30.08.2024, Lesezeit 7 Min.
1
Foto: Révolution Permanente

Vier Tage waren wir zu viert in den Alpen. Lauschend lernten wir von unseren Genoss:innen, diskutierten mit ihnen und staunten. Ein Bericht.

Zum Sommercamp unserer französischen Schwesterorganisation Révolution Permanente sind dieses Jahr fast 700 Menschen gekommen – obwohl unsere Genoss:innen nicht einmal öffentlich eingeladen hatten. Eigenen Aussagen zufolge wären sie dann doppelt so viele gewesen.

Die Teilnehmer:innen reisten aus Paris, Bordeaux, Montpellier, Rennes, Metz und unzähligen weiteren Städten an den Fuß des Mont Blanc.
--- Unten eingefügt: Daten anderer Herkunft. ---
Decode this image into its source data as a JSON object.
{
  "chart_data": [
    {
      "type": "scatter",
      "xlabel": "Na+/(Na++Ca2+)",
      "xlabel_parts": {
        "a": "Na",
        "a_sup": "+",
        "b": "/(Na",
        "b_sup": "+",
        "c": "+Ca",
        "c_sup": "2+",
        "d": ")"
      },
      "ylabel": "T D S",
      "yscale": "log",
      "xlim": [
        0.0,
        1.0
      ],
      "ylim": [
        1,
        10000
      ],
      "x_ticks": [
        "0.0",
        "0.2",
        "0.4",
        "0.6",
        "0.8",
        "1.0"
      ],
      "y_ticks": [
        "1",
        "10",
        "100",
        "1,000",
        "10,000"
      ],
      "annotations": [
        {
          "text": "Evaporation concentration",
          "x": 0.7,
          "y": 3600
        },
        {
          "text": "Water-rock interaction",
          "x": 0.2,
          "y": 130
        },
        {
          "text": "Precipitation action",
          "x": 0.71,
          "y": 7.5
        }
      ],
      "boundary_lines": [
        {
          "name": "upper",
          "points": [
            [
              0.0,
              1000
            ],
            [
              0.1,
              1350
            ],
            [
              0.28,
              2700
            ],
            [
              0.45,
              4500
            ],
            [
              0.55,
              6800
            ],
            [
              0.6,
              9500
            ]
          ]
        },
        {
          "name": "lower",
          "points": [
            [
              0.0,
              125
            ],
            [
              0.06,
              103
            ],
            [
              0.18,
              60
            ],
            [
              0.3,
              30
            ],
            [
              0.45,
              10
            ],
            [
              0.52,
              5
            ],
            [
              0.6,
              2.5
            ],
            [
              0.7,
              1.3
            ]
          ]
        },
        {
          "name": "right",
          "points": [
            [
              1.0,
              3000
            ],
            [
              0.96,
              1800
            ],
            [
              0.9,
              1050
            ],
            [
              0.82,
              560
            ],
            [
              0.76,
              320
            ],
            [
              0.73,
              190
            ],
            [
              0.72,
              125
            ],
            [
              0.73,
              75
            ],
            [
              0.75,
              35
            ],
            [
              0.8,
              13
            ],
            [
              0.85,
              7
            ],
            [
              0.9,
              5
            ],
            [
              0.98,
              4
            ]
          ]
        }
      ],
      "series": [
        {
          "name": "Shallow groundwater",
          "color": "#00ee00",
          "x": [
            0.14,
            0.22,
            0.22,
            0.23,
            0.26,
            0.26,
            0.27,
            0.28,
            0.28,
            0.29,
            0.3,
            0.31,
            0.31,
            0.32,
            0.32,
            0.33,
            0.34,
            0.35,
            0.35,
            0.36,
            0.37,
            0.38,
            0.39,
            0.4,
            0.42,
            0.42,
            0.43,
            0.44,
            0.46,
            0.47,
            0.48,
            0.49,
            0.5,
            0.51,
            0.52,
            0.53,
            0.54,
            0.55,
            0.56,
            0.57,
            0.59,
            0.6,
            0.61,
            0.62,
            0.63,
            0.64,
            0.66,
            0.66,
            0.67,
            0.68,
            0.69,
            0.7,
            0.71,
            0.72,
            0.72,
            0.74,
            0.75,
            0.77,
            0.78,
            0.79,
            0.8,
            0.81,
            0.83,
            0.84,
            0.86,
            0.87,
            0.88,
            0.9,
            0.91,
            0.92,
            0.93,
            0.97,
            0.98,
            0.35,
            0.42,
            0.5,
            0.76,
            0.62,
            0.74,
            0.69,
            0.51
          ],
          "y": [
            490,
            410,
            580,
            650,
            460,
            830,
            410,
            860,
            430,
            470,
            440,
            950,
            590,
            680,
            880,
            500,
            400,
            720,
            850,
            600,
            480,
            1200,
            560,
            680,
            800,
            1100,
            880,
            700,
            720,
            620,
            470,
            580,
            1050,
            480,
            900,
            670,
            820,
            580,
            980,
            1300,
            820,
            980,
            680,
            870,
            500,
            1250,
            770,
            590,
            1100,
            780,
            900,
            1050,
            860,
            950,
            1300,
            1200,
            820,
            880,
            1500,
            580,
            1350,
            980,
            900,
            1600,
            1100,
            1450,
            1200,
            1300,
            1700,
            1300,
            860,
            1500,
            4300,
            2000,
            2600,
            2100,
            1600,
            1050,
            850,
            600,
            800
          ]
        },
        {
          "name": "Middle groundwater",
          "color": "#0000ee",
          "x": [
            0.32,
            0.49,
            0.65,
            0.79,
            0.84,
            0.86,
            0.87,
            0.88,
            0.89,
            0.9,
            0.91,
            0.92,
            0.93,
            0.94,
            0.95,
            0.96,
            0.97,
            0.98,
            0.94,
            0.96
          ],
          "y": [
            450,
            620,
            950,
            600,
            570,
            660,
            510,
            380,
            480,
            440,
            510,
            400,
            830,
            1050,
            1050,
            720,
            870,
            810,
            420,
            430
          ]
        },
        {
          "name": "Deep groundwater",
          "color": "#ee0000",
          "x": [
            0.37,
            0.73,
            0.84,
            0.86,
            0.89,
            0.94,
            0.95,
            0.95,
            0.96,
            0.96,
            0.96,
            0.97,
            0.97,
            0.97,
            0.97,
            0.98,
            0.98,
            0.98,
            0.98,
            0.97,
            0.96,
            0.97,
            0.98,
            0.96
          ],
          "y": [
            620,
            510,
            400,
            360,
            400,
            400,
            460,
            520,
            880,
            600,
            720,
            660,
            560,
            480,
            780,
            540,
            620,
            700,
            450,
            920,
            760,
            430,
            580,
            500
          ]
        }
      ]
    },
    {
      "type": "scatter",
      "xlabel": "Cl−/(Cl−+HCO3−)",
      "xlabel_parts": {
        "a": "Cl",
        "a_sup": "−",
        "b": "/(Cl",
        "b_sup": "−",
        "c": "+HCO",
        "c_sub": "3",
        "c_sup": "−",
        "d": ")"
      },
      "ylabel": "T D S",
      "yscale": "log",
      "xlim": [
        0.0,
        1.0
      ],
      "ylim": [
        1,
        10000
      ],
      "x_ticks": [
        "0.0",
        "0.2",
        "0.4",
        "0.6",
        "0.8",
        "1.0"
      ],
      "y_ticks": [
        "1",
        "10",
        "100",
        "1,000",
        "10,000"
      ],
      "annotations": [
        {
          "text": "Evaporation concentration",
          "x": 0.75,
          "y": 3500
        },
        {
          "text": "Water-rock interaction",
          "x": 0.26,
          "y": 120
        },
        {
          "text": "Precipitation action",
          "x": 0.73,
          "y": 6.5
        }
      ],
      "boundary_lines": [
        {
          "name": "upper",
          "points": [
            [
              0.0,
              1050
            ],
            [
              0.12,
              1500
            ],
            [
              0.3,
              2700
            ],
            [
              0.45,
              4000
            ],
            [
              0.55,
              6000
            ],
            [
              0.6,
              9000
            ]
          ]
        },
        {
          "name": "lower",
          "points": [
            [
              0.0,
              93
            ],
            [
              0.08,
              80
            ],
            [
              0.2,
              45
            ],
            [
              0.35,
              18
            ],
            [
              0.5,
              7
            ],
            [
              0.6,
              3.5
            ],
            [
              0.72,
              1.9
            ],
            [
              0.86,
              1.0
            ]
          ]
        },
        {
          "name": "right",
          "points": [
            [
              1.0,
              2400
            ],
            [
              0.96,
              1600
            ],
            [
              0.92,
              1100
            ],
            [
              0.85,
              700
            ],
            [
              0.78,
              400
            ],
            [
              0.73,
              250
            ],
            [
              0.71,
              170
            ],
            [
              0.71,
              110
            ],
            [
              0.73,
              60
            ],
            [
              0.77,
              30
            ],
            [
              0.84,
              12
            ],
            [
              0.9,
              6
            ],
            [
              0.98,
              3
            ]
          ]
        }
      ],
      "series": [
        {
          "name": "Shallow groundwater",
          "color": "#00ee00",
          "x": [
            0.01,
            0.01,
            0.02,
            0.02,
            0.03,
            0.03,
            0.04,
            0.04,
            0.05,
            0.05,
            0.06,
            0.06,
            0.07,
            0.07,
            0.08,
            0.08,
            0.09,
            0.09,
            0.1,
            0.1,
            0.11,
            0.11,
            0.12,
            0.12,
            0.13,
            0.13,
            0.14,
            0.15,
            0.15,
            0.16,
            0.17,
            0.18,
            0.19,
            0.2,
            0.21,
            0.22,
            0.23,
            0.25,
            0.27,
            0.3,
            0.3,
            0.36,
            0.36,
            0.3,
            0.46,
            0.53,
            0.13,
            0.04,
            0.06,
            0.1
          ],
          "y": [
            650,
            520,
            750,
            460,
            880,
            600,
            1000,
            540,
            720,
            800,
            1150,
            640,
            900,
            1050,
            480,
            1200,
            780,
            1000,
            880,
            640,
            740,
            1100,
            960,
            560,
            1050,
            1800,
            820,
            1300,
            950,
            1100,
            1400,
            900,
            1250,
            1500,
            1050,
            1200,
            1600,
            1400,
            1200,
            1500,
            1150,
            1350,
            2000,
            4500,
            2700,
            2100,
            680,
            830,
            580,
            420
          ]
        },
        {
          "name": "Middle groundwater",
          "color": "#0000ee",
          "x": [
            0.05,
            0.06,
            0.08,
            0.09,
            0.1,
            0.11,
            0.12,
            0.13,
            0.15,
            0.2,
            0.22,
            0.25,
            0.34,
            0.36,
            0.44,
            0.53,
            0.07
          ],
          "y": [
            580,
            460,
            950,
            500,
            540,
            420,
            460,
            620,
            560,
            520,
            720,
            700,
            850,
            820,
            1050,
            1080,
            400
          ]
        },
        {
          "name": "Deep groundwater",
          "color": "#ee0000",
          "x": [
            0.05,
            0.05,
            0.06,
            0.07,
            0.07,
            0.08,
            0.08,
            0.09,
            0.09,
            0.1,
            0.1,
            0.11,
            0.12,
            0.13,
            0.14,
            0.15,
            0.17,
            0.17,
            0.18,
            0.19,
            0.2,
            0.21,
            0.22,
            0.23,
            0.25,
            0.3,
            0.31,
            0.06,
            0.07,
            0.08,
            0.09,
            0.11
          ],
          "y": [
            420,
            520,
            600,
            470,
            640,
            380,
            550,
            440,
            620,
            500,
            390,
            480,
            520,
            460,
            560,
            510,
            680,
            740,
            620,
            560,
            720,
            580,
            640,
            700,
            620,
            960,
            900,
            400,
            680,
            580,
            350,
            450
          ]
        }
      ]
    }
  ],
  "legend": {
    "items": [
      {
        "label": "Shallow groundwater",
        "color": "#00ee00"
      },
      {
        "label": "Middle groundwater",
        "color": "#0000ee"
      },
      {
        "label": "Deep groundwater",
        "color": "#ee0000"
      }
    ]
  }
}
Einige hatten sogar einen noch längeren Weg. Denn auch aus den USA, dem spanischen Staat, Italien, der Schweiz und Deutschland waren Delegationen der jeweiligen Sektionen der Trotzkistischen Fraktion (FT), der „Internationalen“ von Révolution Permanente und Klasse Gegen Klasse gekommen. Außerdem nahmen auch die Genoss:innen der südkoreanischen Gruppe March to Socialism (MtS) am französischen Sommercamp teil.

Im Vergleich zu den vergangenen Jahren lag der Fokus dieses Jahr auf der Aus- und Weiterbildung der eigenen Mitglieder und Sympathisant:innen – also Leute, die bereits regelmäßig zu den offenen Versammlungen von RP gekommen waren. So wurde viel strategischer diskutiert als in den Vorjahren. Beispielsweise wurden die Grundlagen des Marxismus und ihre Aktualität vermittelt, die russische Revolution nachgezeichnet und über Leo Trotzkis Übergangsprogramm debattiert. Doch wurde sich auch kritisch mit den Werken von Nicos Poulantzas, Ernesto Laclau, Chantal Mouffe und anderen Intellektuellen sowie Theorien wie Intersektionalität, Dekolonialismus und Degrowth auseinandergesetzt.

Neben den Workshops  gab es auch viele  Freizeitangebote kultureller und sportlicher Art und ein Filmscreening.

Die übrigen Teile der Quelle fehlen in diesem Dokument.